Krisis politik yang terjadi di Bolivia menyebabkan timbulnya kekacauan dalam negeri Bolivia. Kekacauan ini disebabkan oleh kesalahan mekanisme pemilu yang diselenggarakan di Bolivia. Tuduhan adanya manipulasi terhadap hasil perolehan suara pemilu yang memenangkan Presiden Petahana Evo Morales dikarenakan sempat tidak mencapai margin 10% untuk dapat ditetapkan sebagai pemenang pemilu. Hal ini memicu ketegangan dan gejolak publik di Bolivia. Dampak yang terjadi akibat krisis politik ini sangatlah besar dan tentunya merugikan secara material yang juga mengakibatkan tewasnya warga negara Bolivia. Krisis Politik ini menarik perhatian dari dunia internasional untuk segera merespon konflik internal atau domestik yang sedang terjadi di Bolivia.

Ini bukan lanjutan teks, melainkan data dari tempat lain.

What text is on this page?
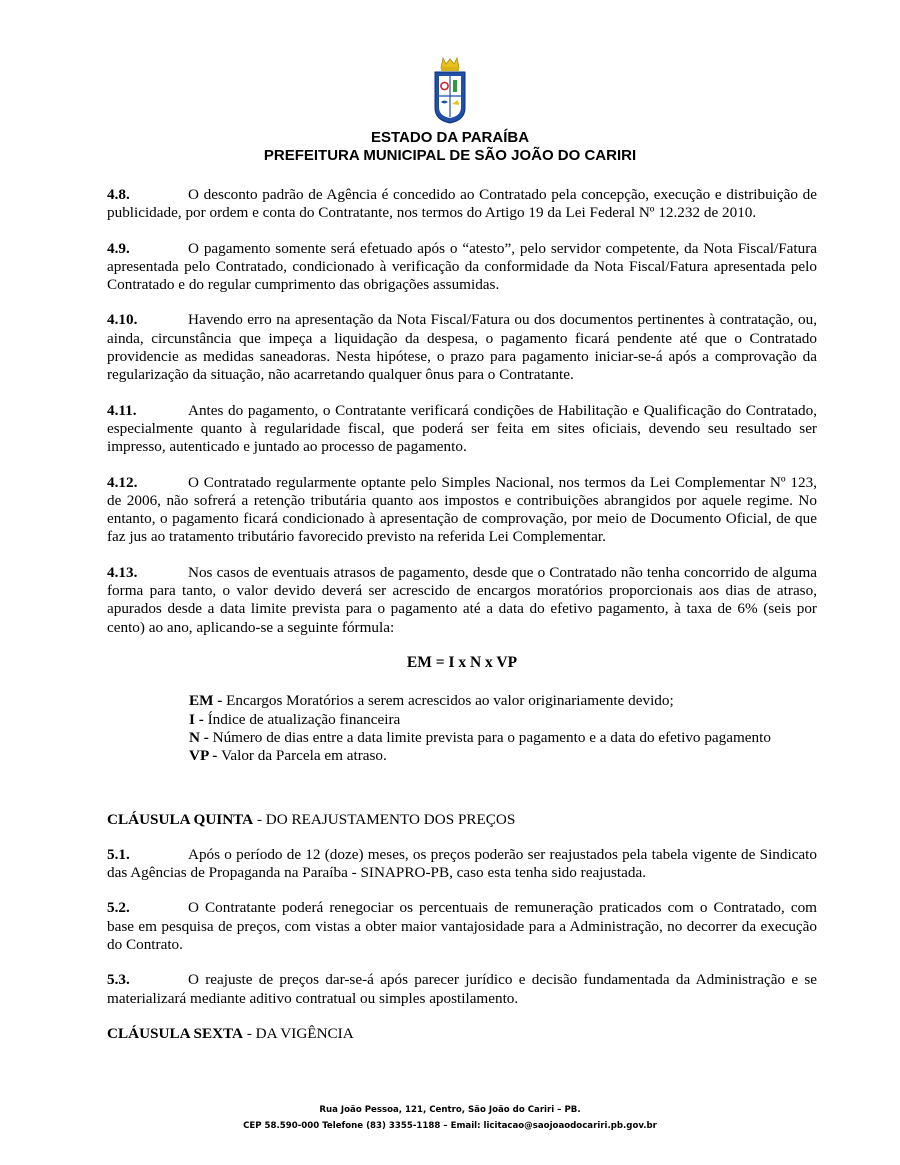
ESTADO DA PARAÍBA
PREFEITURA MUNICIPAL DE SÃO JOÃO DO CARIRI

4.8.	O desconto padrão de Agência é concedido ao Contratado pela concepção, execução e distribuição de publicidade, por ordem e conta do Contratante, nos termos do Artigo 19 da Lei Federal Nº 12.232 de 2010.

4.9.	O pagamento somente será efetuado após o “atesto”, pelo servidor competente, da Nota Fiscal/Fatura apresentada pelo Contratado, condicionado à verificação da conformidade da Nota Fiscal/Fatura apresentada pelo Contratado e do regular cumprimento das obrigações assumidas.

4.10.	Havendo erro na apresentação da Nota Fiscal/Fatura ou dos documentos pertinentes à contratação, ou, ainda, circunstância que impeça a liquidação da despesa, o pagamento ficará pendente até que o Contratado providencie as medidas saneadoras. Nesta hipótese, o prazo para pagamento iniciar-se-á após a comprovação da regularização da situação, não acarretando qualquer ônus para o Contratante.

4.11.	Antes do pagamento, o Contratante verificará condições de Habilitação e Qualificação do Contratado, especialmente quanto à regularidade fiscal, que poderá ser feita em sites oficiais, devendo seu resultado ser impresso, autenticado e juntado ao processo de pagamento.

4.12.	O Contratado regularmente optante pelo Simples Nacional, nos termos da Lei Complementar Nº 123, de 2006, não sofrerá a retenção tributária quanto aos impostos e contribuições abrangidos por aquele regime. No entanto, o pagamento ficará condicionado à apresentação de comprovação, por meio de Documento Oficial, de que faz jus ao tratamento tributário favorecido previsto na referida Lei Complementar.

4.13.	Nos casos de eventuais atrasos de pagamento, desde que o Contratado não tenha concorrido de alguma forma para tanto, o valor devido deverá ser acrescido de encargos moratórios proporcionais aos dias de atraso, apurados desde a data limite prevista para o pagamento até a data do efetivo pagamento, à taxa de 6% (seis por cento) ao ano, aplicando-se a seguinte fórmula:

EM = I x N x VP

EM - Encargos Moratórios a serem acrescidos ao valor originariamente devido;

I - Índice de atualização financeira

N - Número de dias entre a data limite prevista para o pagamento e a data do efetivo pagamento

VP - Valor da Parcela em atraso.

CLÁUSULA QUINTA - DO REAJUSTAMENTO DOS PREÇOS

5.1.	Após o período de 12 (doze) meses, os preços poderão ser reajustados pela tabela vigente de Sindicato das Agências de Propaganda na Paraíba - SINAPRO-PB, caso esta tenha sido reajustada.

5.2.	O Contratante poderá renegociar os percentuais de remuneração praticados com o Contratado, com base em pesquisa de preços, com vistas a obter maior vantajosidade para a Administração, no decorrer da execução do Contrato.

5.3.	O reajuste de preços dar-se-á após parecer jurídico e decisão fundamentada da Administração e se materializará mediante aditivo contratual ou simples apostilamento.

CLÁUSULA SEXTA - DA VIGÊNCIA

Rua João Pessoa, 121, Centro, São João do Cariri – PB.
CEP 58.590-000 Telefone (83) 3355-1188 – Email: licitacao@saojoaodocariri.pb.gov.br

Sebagai tindak lanjut dari krisis ini, Organization of American States (OAS) sebagai institusi regional berkontribusi menyelesaikan permasalahan yang terjadi di Bolivia.  Bolivia merupakan salah satu negara di Benua Amerika terkhususnya berada dalam kawasan Amerika Selatan. Oleh karena itu, krisis yang sedang terjadi di Bolivia menjadi tanggung jawab OAS dikarenakan Bolivia berada dalam cakupan regional OAS. Berdasarkan uraian di atas, maka tulisan ini akan lebih lanjut membahas analisa terhadap keterlibatan OAS sebagai institusi regional dalam mengatasi krisis politik di Bolivia pada tahun 2019.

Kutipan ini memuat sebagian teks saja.